Мягков удивился, что разговор будет в столовой, а не в кабинете начальника цеха. Вроде бы факт несущественный, но Мягкова озадачил.
Вскоре появился Мягков, осмотрелся вокруг и, увидев Старбеева, подошел к нему.
Поздоровались. Мягков сел за столик.
— Слушаю вас, Павел Петрович, — сказал Мягков и тут же с ухмылкой добавил: — Или обедать будем?
— Можно и пообедать. — Старбеев подхватил ироничный тон Мягкова и ответил: — Вопрос твой понял. Почему, мол, здесь, а не в кабинете?
— Именно.
— Понимаешь, Юрий, кабинет придает разговору официальный характер. Там я начальник.
— Но я-то знаю, что вы начальник цеха.
— Ну, просто здесь нет телефонов. Никто не помешает.

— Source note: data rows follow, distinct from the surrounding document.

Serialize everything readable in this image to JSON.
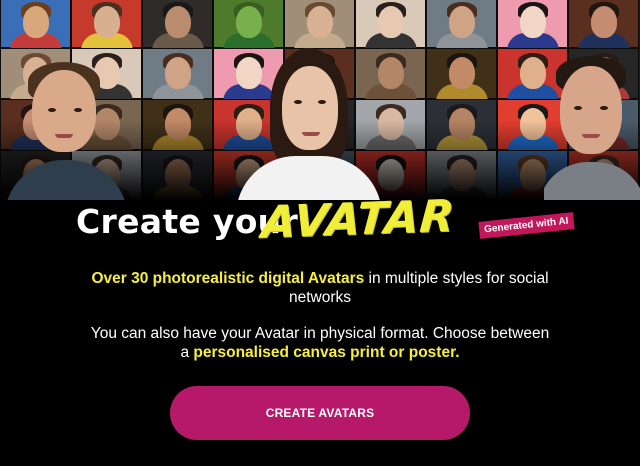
{
  "hero": {
    "tile_palette": [
      [
        "#3a6fb8",
        "#d9a77c",
        "#6b3f1e",
        "#c43b3b"
      ],
      [
        "#c9342f",
        "#e0b08a",
        "#2d1d12",
        "#1f4fa0"
      ],
      [
        "#4d7b2b",
        "#77b04c",
        "#3b5d20",
        "#2b6d2a"
      ],
      [
        "#2c3036",
        "#b58464",
        "#1a1a1a",
        "#b99a3a"
      ],
      [
        "#6f7c86",
        "#cfa486",
        "#4a2d1e",
        "#8e949a"
      ],
      [
        "#d0342c",
        "#efe3d8",
        "#111111",
        "#c41e3a"
      ],
      [
        "#7a6650",
        "#b28768",
        "#3a2a1d",
        "#6d5138"
      ],
      [
        "#c53a2b",
        "#d9b08f",
        "#4a3020",
        "#e3c23b"
      ],
      [
        "#262626",
        "#c99676",
        "#2b1b12",
        "#ad3a3a"
      ],
      [
        "#a08e78",
        "#d8b195",
        "#6a4a33",
        "#c3ab8c"
      ],
      [
        "#e23e2f",
        "#f1c39a",
        "#191919",
        "#1e6fd0"
      ],
      [
        "#ee9bb0",
        "#f1d6c6",
        "#1b1413",
        "#2b3a8c"
      ],
      [
        "#8a8f95",
        "#c89c82",
        "#262626",
        "#4b4b4b"
      ],
      [
        "#403018",
        "#c28a66",
        "#1c140e",
        "#b18a2c"
      ],
      [
        "#2f2b28",
        "#b98c6e",
        "#181818",
        "#6a5a4a"
      ],
      [
        "#a3a7ab",
        "#d9b8a3",
        "#3a2a20",
        "#6e6e6e"
      ],
      [
        "#d8c9b8",
        "#e7c8b0",
        "#2a1f1a",
        "#333333"
      ],
      [
        "#4a5b6a",
        "#c19478",
        "#2b221d",
        "#7a2a2a"
      ],
      [
        "#5a2f1f",
        "#c48c70",
        "#221510",
        "#20325c"
      ]
    ],
    "portrait_colors": {
      "boy": {
        "bg": "#3b3530",
        "skin": "#d9a98a",
        "hair": "#4a321f",
        "shirt": "#2f3e4c"
      },
      "woman": {
        "bg": "#2b2624",
        "skin": "#e8c3a8",
        "hair": "#2a1a12",
        "shirt": "#f2f2f2"
      },
      "man": {
        "bg": "#2e2a26",
        "skin": "#d6a58a",
        "hair": "#241812",
        "shirt": "#7a7f86"
      }
    }
  },
  "headline": {
    "lead": "Create your",
    "highlight": "AVATAR",
    "badge": "Generated with AI",
    "highlight_color": "#f1ee3a",
    "badge_color": "#c2185b"
  },
  "copy": {
    "p1_highlight": "Over 30 photorealistic digital Avatars",
    "p1_rest": " in multiple styles for social networks",
    "p2_start": "You can also have your Avatar in physical format. Choose between a ",
    "p2_highlight": "personalised canvas print or poster.",
    "highlight_color": "#f7ef3f"
  },
  "cta": {
    "label": "CREATE AVATARS",
    "color": "#b6196a"
  }
}
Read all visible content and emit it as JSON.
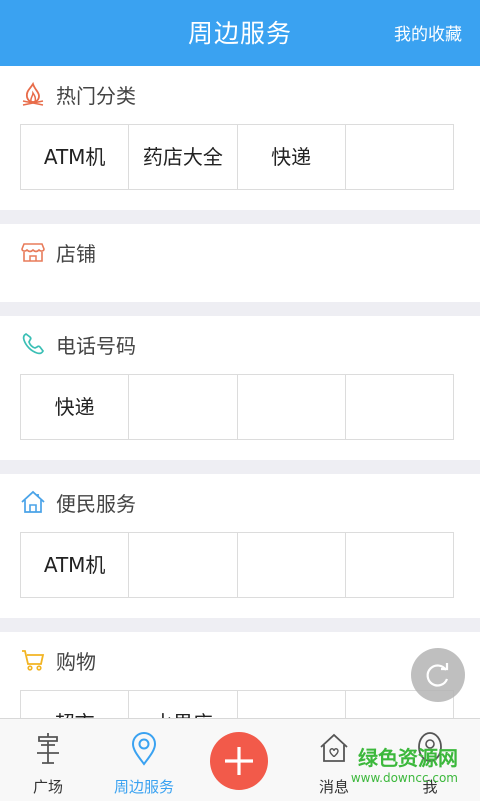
{
  "header": {
    "title": "周边服务",
    "favorites": "我的收藏"
  },
  "sections": [
    {
      "label": "热门分类",
      "icon": "fire-icon",
      "color": "#e86c4a",
      "cells": [
        "ATM机",
        "药店大全",
        "快递",
        ""
      ]
    },
    {
      "label": "店铺",
      "icon": "store-icon",
      "color": "#e87b5a",
      "cells": []
    },
    {
      "label": "电话号码",
      "icon": "phone-icon",
      "color": "#3bbfb5",
      "cells": [
        "快递",
        "",
        "",
        ""
      ]
    },
    {
      "label": "便民服务",
      "icon": "home-icon",
      "color": "#4aa3e8",
      "cells": [
        "ATM机",
        "",
        "",
        ""
      ]
    },
    {
      "label": "购物",
      "icon": "cart-icon",
      "color": "#f2b422",
      "cells": [
        "超市",
        "水果店",
        "",
        ""
      ]
    }
  ],
  "tabs": [
    {
      "label": "广场",
      "icon": "plaza-icon",
      "active": false
    },
    {
      "label": "周边服务",
      "icon": "location-pin-icon",
      "active": true
    },
    {
      "label": "",
      "icon": "plus-icon",
      "active": false
    },
    {
      "label": "消息",
      "icon": "message-home-icon",
      "active": false
    },
    {
      "label": "我",
      "icon": "user-icon",
      "active": false
    }
  ],
  "watermark": {
    "main": "绿色资源网",
    "sub": "www.downcc.com"
  },
  "colors": {
    "accent": "#3aa2f1",
    "plus": "#f25a4a",
    "separator": "#eeeef3"
  }
}
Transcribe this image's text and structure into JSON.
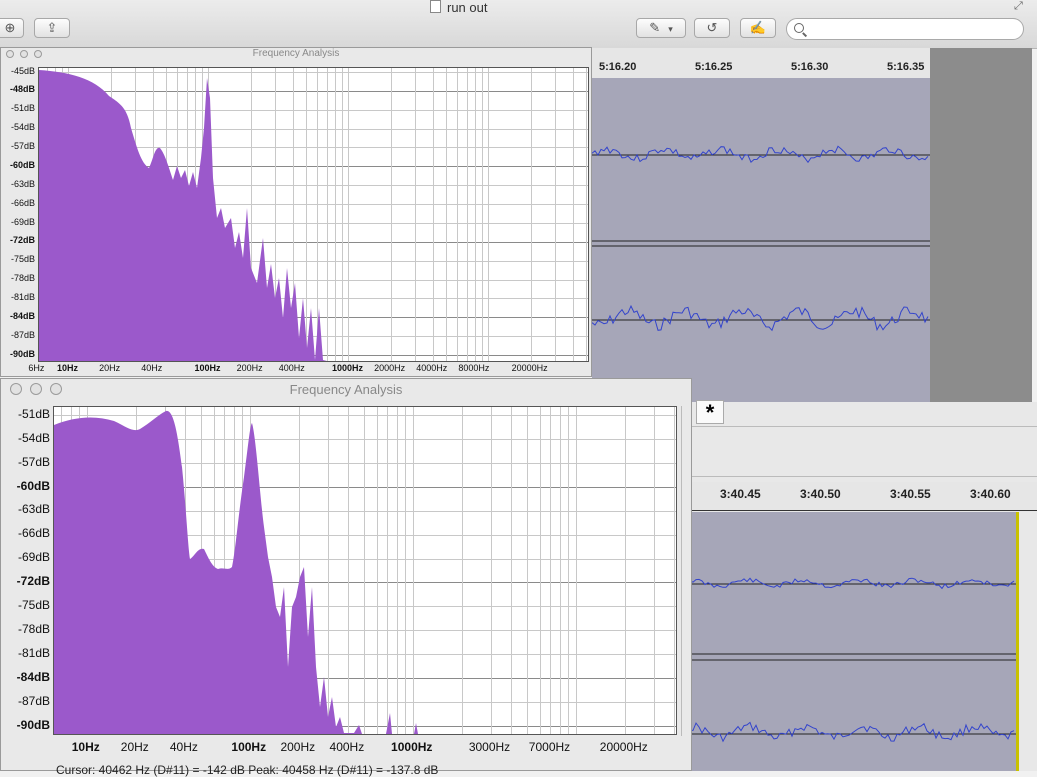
{
  "window": {
    "title": "run out"
  },
  "toolbar": {
    "search_placeholder": ""
  },
  "track1": {
    "time_labels": [
      "5:16.20",
      "5:16.25",
      "5:16.30",
      "5:16.35"
    ]
  },
  "track2": {
    "time_labels": [
      "3:40.45",
      "3:40.50",
      "3:40.55",
      "3:40.60"
    ],
    "asterisk": "*"
  },
  "colors": {
    "spectrum": "#9b59cb",
    "waveform": "#3344cc",
    "track_bg": "#a6a6b8"
  },
  "analysis_small": {
    "title": "Frequency Analysis",
    "db_labels": [
      "-45dB",
      "-48dB",
      "-51dB",
      "-54dB",
      "-57dB",
      "-60dB",
      "-63dB",
      "-66dB",
      "-69dB",
      "-72dB",
      "-75dB",
      "-78dB",
      "-81dB",
      "-84dB",
      "-87dB",
      "-90dB"
    ],
    "freq_labels": [
      "6Hz",
      "10Hz",
      "20Hz",
      "40Hz",
      "100Hz",
      "200Hz",
      "400Hz",
      "1000Hz",
      "2000Hz",
      "4000Hz",
      "8000Hz",
      "20000Hz"
    ]
  },
  "analysis_large": {
    "title": "Frequency Analysis",
    "db_labels": [
      "-51dB",
      "-54dB",
      "-57dB",
      "-60dB",
      "-63dB",
      "-66dB",
      "-69dB",
      "-72dB",
      "-75dB",
      "-78dB",
      "-81dB",
      "-84dB",
      "-87dB",
      "-90dB"
    ],
    "freq_labels": [
      "10Hz",
      "20Hz",
      "40Hz",
      "100Hz",
      "200Hz",
      "400Hz",
      "1000Hz",
      "3000Hz",
      "7000Hz",
      "20000Hz"
    ],
    "status": "Cursor: 40462 Hz (D#11) = -142 dB    Peak: 40458 Hz (D#11) = -137.8 dB"
  }
}
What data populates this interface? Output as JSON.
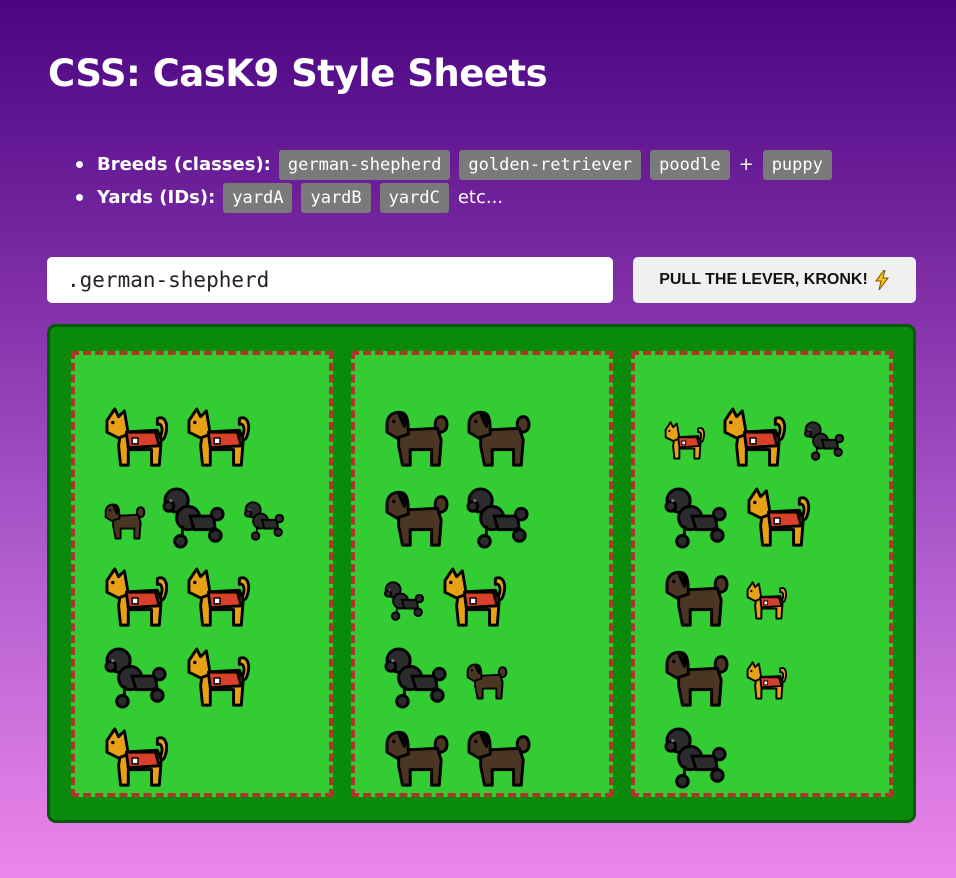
{
  "title": "CSS: CasK9 Style Sheets",
  "legend": {
    "breeds_label": "Breeds (classes):",
    "breeds": [
      "german-shepherd",
      "golden-retriever",
      "poodle"
    ],
    "plus": "+",
    "modifier": "puppy",
    "yards_label": "Yards (IDs):",
    "yards": [
      "yardA",
      "yardB",
      "yardC"
    ],
    "etc": "etc..."
  },
  "selector_input": {
    "value": ".german-shepherd"
  },
  "lever_button": {
    "label": "PULL THE LEVER, KRONK!",
    "icon": "lightning-icon"
  },
  "colors": {
    "german_shepherd": "#e8a116",
    "german_shepherd_vest": "#d8402a",
    "golden_retriever": "#4a3622",
    "poodle": "#2b2b2b",
    "yard_grass": "#33cc33",
    "yard_border": "#b0342c",
    "playground": "#0a8a0a"
  },
  "yards": [
    {
      "id": "yardA",
      "rows": [
        [
          {
            "breed": "german-shepherd"
          },
          {
            "breed": "german-shepherd"
          }
        ],
        [
          {
            "breed": "golden-retriever",
            "puppy": true
          },
          {
            "breed": "poodle"
          },
          {
            "breed": "poodle",
            "puppy": true
          }
        ],
        [
          {
            "breed": "german-shepherd"
          },
          {
            "breed": "german-shepherd"
          }
        ],
        [
          {
            "breed": "poodle"
          },
          {
            "breed": "german-shepherd"
          }
        ],
        [
          {
            "breed": "german-shepherd"
          }
        ]
      ]
    },
    {
      "id": "yardB",
      "rows": [
        [
          {
            "breed": "golden-retriever"
          },
          {
            "breed": "golden-retriever"
          }
        ],
        [
          {
            "breed": "golden-retriever"
          },
          {
            "breed": "poodle"
          }
        ],
        [
          {
            "breed": "poodle",
            "puppy": true
          },
          {
            "breed": "german-shepherd"
          }
        ],
        [
          {
            "breed": "poodle"
          },
          {
            "breed": "golden-retriever",
            "puppy": true
          }
        ],
        [
          {
            "breed": "golden-retriever"
          },
          {
            "breed": "golden-retriever"
          }
        ]
      ]
    },
    {
      "id": "yardC",
      "rows": [
        [
          {
            "breed": "german-shepherd",
            "puppy": true
          },
          {
            "breed": "german-shepherd"
          },
          {
            "breed": "poodle",
            "puppy": true
          }
        ],
        [
          {
            "breed": "poodle"
          },
          {
            "breed": "german-shepherd"
          }
        ],
        [
          {
            "breed": "golden-retriever"
          },
          {
            "breed": "german-shepherd",
            "puppy": true
          }
        ],
        [
          {
            "breed": "golden-retriever"
          },
          {
            "breed": "german-shepherd",
            "puppy": true
          }
        ],
        [
          {
            "breed": "poodle"
          }
        ]
      ]
    }
  ]
}
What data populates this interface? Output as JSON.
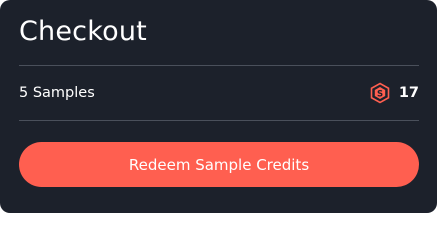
{
  "checkout": {
    "title": "Checkout",
    "item_label": "5 Samples",
    "credit_amount": "17",
    "credit_icon": "sample-credit-coin-icon",
    "redeem_button_label": "Redeem Sample Credits"
  },
  "colors": {
    "card_background": "#1c212b",
    "divider": "#4a505b",
    "accent": "#ff5f50",
    "text": "#ffffff"
  }
}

— Понятно. Обед отставили.
— Может, чайку?
— Дома попил. Слушаю!
— Хочу предложить тебе новую работу…
— Разговор-то пошел кабинетный, Павел Петрович, — перебил Мягков.
— Потерпи, Юрий… Так вот, предлагаю новую работу. Ты можешь отказаться без объяснения причин. Просто говоришь: «Не хочу», и вопрос снят. Поэтому договоримся о главном. Не спеши подводить черту. Последнее слово за тобой.
— Принимаю.
Старбеев говорил спокойно, рассудительно.
— У меня было время, чтобы осмыслить основные трудности, которые возникают на пути жизни новых агрегатов в нашем цехе. Возможно, не все еще понимаю в решении этой проблемы. Но, думается, постиг главное. И это вселяет веру в успех. Знаю, с чего и как начинать. Тебе, Юрий, может показаться, что разговор в столовой — признак боязни или страха, даже какой-то скрытности моих действий. Отбрось эти мысли. Я хочу принять решение, зная, что думаешь ты. Да, да… И если окончательно отвергнешь мое предложение, считай, что не было разговора. Ну, посидели часок, побеседовали.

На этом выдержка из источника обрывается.